Recently I had lunch with a poet-friend of mine, and I brought up all of these questions about the purpose of writing about pain. We started talking about Ross Gay, a poet whose work often seems to insist upon seeking out joy in the midst of despair. Both of us are totally enamored of Gay, but I’m particularly drawn to—or challenged by—how the most fortifying or uplifting moments in his poems also devastate me. In “Sorrow Is Not My Name,” from Gay’s 2011 Bringing the Shovel Down, the speaker juxtaposes haunting images like a “red, grizzled” vulture with “agave, persimmon, / stick ball, the purple okra I bought for two bucks / at the market.” Despite the symbol-laden condor lurking in the poem, the speaker proclaims that “something like two / million naturally occurring sweet things” also exist:
Think of that. The long night,
the skeleton in the mirror, the man behind me
on the bus taking notes, yeah, yeah.
But look; my niece is running through a field
calling my name. My neighbor sings like an angel
and at the end of my block is a basketball court.
I remember. My color’s green. I’m spring.
On the one hand, this ending echoes Pico’s notion that pain shouldn’t be our sole teacher. Representations of life and vitality oppose those of death and decay, turning the reader toward hopefulness. Springtime, growth, greenery, yeah, yeah. The last few lines are irresistibly buoyant. Sorrow, as the title of the poem suggests, does not define the speaker. However, it doesn’t disappear either.
In a 2015 interview, poet Nicole Sealey brought up that Gay had once been asked in a post-reading Q&A how he was able to maintain his “love of life” and “write a collection of happy poems.” The implication, I guess, being that this was an inherently difficult task to achieve and only a happy poet could do it. “While these poems reflect or express or document or imagine a kind of happiness,” Gay told Sealey, “they are, like joy, made with (and very much about) an awareness that our lives are filled with difficulty, with pain.” In fact, Gay said, “The joyful poems are occasioned by the truth that we are suffering, we are dying.” That is to say, maybe what the speaker of “Sorrow Is Not My Name” insists upon isn’t simply that sweetness occurs, but that it does so simultaneously with despair.

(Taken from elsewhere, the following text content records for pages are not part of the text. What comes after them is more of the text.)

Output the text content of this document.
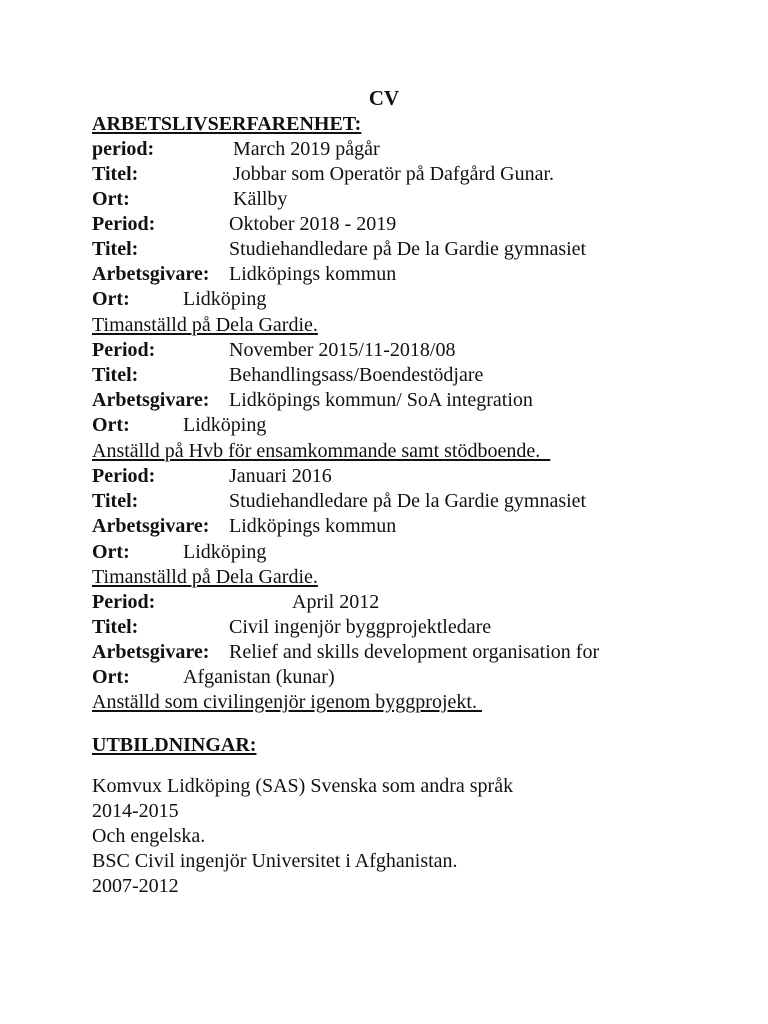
CV
ARBETSLIVSERFARENHET:
period:	March 2019 pågår
Titel:	Jobbar som Operatör på Dafgård Gunar.
Ort:	Källby
Period:	Oktober 2018 - 2019
Titel:	Studiehandledare på De la Gardie gymnasiet
Arbetsgivare: Lidköpings kommun
Ort:	Lidköping
Timanställd på Dela Gardie.
Period:	November 2015/11-2018/08
Titel:	Behandlingsass/Boendestödjare
Arbetsgivare: Lidköpings kommun/ SoA integration
Ort:	Lidköping
Anställd på Hvb för ensamkommande samt stödboende.
Period:	Januari 2016
Titel:	Studiehandledare på De la Gardie gymnasiet
Arbetsgivare: Lidköpings kommun
Ort:	Lidköping
Timanställd på Dela Gardie.
Period:	April 2012
Titel:	Civil ingenjör byggprojektledare
Arbetsgivare: Relief and skills development organisation for
Ort:	Afganistan (kunar)
Anställd som civilingenjör igenom byggprojekt.
UTBILDNINGAR:
Komvux Lidköping (SAS) Svenska som andra språk
2014-2015
Och engelska.
BSC Civil ingenjör Universitet i Afghanistan.
2007-2012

What devastates me about Gay’s poetry is also what I consider the most urgent, valuable aspect of Pico’s work—an understanding that pain and joy and humor do not negate each other. Even though Sherman Alexie was able to stand behind that ridiculous pulpit telling stories about his mother, the trauma of those stories did not disappear; this particular process was not a healing one. However, in the end of his letter, he promises to return to the road and to the memoir. “I will be writing,” he concludes. “And I know I will have new stories to tell about my mother and her ghost. I will have more stories to tell about grief. And about forgiveness.” The purpose of telling these stories, he seems to be saying, is not to learn from the pain, but about it.